There was no way to know. We missed the evening news.
After dinner, we decided to take a walk in the neighborhood to see if our neighbors had the same problem. In the block next to us we could see TVs on in some houses. As we were returning to our house we noticed our neighbor in the block in front of our house enjoying the cool breeze of the evening from his front yard.
In a small talk that ensued, he confirmed that he never lost power or TV reception.
“I’m so sorry.” He said as if it was his fault that he had the service and not us, just a block away.
On returning home Bharati texted Leslie, who occupied a house on the other end of the four attached units. She immediately responded that she had no problem and that her TV was working.
We tried to see if Verizon can provide any updates. Unfortunately, Bharati ended up with an alternate site on her iPhone that required payment to continue the diagnosis.
“They are saying it will cost me five dollars to chat with a technician.”
“That can’t be. Are you chatting with a real person?”
I asked her to get out of the site immediately.
It was getting late and I didn’t know whether to go to bed or give it another try. I went upstairs to the loft and turned the TV on, punched on the Menu button, and then Customer Support. They had instructions to reboot the Wi fi.
“Unplug the Wi fi.”
“Plugin it and hold on to the button for at least two seconds.”
I climbed down to the basement equipment room where the Wi fi was located. I did everything as per the instructions. No lights on the Wi fi. I repeated the sequence with no success. Assuming the wall plug had tripped the circuit breaker I walked up to the electric panel. Fortunately, the tabs on the panel were marked. I toggle all the tabs that were marked for basement lights. I came back to the equipment room and tried to reboot the router. No success.
Bharati came down to see what was happening.
We carried a pole lamp and plugged it in the outlet to see if it was live. The light did not turn on. The wall outlet was dead.
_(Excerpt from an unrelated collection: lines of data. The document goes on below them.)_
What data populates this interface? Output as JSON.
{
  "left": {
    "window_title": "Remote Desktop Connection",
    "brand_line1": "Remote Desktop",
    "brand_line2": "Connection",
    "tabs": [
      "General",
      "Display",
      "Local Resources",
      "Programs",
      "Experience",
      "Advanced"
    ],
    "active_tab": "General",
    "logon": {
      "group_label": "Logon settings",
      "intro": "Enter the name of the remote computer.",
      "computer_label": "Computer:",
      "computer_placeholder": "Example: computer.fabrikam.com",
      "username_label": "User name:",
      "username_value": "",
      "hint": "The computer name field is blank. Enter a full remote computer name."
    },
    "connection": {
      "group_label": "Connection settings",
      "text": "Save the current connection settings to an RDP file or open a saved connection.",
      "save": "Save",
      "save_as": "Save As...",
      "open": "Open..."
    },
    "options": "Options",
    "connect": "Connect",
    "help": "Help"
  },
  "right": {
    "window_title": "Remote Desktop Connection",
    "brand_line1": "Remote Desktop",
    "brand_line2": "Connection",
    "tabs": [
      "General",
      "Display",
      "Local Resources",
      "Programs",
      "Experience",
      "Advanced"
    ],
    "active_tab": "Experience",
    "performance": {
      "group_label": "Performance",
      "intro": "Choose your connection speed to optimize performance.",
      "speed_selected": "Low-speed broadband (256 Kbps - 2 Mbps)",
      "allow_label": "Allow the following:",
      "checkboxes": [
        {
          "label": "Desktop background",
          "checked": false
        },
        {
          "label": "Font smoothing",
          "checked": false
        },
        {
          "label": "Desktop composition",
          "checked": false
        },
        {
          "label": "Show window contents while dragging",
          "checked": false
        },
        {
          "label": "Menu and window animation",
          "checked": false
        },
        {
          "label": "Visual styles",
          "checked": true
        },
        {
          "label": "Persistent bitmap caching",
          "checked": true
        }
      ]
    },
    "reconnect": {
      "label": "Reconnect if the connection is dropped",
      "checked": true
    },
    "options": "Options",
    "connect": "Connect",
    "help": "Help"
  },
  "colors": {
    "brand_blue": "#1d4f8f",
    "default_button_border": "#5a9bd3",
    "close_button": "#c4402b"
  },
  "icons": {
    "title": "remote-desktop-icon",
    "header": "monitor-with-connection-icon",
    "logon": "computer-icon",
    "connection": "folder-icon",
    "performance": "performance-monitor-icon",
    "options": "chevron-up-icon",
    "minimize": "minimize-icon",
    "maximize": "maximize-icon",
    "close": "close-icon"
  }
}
Bharati came up with a brilliant suggestion. She suggested that we use an extension wire and use a working outlet from the basement hall outside.
Luckily we were able to find the extension cords we needed. We plugged in the router. Within a minute the on/off button on the router started blinking.
“Hoosh! It worked.” We both said in unison.
“So, there was no power outage after all. It was the dead wall outlet. “Then what were the messages from Verizon?” I remarked.
“Who cares,” Bharati said. “Let’s go upstairs and watch the TV”.
Upstairs Bharati turned on the TV. Don Lemmon was smiling as he was making his commentary. I’ll call the builder to send in an electrician to check the dead outlet I said to myself and joined Bharati to watch the TV.
Author’s note: On June 25th the electrician showed up. He instantly knew what the problem was. There was a GFI outlet four feet away from the circuit panel on a vertical pole. It had tripped and needed to be reset. We missed it because it looked like a regular wall plug.